Desde hace un lustro, los grupos concentrados y las fuerzas armadas se resisten a darle tratamiento al Acuerdo de Escazú que habilitaría –por parte del Congreso– las fiscalizaciones de las actividades que realiza la NAMRU 6 en la zona del Amazonas peruano.
Los tres procesos se dan en el contexto de la peor crisis económica transitada en América Latina durante el último siglo, mientas la pandemia incrementa diariamente la pérdida de vidas sin que los países centrales se decidan a liberar las patentes o agilizar la producción y/o la provisión de los principios activos de las vacunas. La región enfrenta la emergencia sanitaria después de que el neoliberalismo desmanteló los pilares del Estado de Bienestar, privatizó la salud, arrasó con los derechos sociales y produjo niveles de desigualdad inéditos.
Los modelos culturales que legitimaron la austeridad, la devastación de las capacidades estatales y la financiarización de las economías habilitaron la obscena acumulación de riquezas en porcentajes ínfimos de la sociedad y la correspondiente marginación de las mayorías. Las consecuencias de estas políticas son hoy palmarias: niveles crecientes de precarización acompañados por discursos xenófobos, misóginos y racistas.
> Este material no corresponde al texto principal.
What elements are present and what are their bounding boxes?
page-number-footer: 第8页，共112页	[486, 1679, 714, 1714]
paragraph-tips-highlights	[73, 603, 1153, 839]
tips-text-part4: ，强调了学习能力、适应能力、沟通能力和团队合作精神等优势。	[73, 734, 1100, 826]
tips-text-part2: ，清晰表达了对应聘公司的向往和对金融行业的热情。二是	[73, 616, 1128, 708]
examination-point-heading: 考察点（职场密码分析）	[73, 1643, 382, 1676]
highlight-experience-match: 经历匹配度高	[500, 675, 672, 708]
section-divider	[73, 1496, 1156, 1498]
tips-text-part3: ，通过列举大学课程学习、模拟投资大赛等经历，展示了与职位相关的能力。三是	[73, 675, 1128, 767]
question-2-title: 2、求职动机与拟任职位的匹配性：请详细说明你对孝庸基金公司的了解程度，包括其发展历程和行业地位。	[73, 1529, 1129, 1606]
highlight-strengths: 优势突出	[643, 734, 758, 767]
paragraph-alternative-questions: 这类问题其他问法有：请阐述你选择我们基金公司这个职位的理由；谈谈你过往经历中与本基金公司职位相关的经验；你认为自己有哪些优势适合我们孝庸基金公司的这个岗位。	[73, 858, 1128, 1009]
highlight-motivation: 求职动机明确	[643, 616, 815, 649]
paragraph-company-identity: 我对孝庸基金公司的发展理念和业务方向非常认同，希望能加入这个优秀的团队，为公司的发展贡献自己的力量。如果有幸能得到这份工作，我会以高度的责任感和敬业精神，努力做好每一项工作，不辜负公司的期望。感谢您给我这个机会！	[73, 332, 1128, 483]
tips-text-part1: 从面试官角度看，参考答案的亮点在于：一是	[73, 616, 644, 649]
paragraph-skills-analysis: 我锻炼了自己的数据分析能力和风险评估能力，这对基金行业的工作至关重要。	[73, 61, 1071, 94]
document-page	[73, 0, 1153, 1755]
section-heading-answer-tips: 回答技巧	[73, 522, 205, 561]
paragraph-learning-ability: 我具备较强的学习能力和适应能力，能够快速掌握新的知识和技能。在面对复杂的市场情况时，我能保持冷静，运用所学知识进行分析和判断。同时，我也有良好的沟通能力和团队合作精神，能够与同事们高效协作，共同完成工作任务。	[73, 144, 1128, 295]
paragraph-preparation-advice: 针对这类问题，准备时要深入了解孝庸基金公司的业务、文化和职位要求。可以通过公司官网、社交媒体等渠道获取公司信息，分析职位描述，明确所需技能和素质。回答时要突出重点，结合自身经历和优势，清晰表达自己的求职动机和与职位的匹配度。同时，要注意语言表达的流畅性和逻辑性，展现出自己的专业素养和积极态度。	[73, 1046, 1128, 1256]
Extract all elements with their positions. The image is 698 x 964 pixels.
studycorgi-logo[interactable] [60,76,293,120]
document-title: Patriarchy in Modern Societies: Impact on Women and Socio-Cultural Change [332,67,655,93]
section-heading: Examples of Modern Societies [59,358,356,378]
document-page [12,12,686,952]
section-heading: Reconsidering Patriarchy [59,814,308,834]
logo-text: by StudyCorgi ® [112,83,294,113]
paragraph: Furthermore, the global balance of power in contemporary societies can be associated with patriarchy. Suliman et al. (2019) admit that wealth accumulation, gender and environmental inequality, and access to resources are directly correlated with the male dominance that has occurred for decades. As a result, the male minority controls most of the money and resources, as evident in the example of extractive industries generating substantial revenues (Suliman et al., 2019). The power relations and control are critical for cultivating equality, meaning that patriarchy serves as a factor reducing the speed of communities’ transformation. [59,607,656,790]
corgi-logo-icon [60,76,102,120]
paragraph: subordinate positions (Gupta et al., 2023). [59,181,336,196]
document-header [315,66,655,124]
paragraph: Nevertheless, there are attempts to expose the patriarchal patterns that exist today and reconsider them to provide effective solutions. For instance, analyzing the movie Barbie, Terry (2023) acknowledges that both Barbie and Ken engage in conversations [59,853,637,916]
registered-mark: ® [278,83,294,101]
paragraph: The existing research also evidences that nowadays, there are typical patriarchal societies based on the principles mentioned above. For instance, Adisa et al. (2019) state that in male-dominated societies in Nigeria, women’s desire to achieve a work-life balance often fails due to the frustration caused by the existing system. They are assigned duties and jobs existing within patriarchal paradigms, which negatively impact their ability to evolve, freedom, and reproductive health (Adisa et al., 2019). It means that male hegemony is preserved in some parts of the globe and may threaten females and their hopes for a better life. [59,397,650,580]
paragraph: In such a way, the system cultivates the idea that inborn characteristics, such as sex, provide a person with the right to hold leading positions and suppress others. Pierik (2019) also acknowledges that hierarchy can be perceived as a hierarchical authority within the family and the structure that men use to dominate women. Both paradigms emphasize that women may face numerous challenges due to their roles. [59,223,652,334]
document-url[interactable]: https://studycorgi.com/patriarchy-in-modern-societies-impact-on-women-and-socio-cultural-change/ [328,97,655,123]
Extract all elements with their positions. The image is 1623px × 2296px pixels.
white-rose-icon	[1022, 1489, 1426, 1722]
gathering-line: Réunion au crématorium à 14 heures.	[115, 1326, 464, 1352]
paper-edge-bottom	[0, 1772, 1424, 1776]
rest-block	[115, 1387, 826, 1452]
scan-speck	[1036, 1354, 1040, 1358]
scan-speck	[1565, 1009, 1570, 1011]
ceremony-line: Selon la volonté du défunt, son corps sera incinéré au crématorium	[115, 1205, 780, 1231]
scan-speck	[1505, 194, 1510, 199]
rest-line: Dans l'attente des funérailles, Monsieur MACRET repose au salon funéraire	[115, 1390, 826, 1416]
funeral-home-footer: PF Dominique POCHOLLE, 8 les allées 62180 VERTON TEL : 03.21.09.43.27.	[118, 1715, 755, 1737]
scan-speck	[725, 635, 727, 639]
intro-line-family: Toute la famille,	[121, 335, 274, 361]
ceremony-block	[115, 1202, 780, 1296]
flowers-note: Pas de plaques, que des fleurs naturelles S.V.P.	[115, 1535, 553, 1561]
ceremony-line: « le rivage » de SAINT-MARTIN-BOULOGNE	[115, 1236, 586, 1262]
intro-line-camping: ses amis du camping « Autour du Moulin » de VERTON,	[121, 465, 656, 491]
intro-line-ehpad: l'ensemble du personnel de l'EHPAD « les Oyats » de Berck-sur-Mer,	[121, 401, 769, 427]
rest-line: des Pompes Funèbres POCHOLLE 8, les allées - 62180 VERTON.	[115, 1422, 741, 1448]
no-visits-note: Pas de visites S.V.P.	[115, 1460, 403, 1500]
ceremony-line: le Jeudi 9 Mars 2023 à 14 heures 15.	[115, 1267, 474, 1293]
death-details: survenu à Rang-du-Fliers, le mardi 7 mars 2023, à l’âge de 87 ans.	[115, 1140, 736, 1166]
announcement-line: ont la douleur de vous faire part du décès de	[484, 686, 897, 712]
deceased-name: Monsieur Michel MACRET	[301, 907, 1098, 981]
A principios del siglo XXI, los analistas proyectaban un siglo pavimentado de neoliberalismo, fin de la historia y prevalencia del mercado por sobre la política. Por aquella época, también, el panameño Rubén Blades cantaba su tema profético: “La vida te da sorpresas, sorpresas te da la vida”.
Jorge Elbaum. Sociólogo, doctor en Ciencias Económicas, analista senior del Centro Latinoamericano de Análisis Estratégico (CLAE, www.estrategia.la).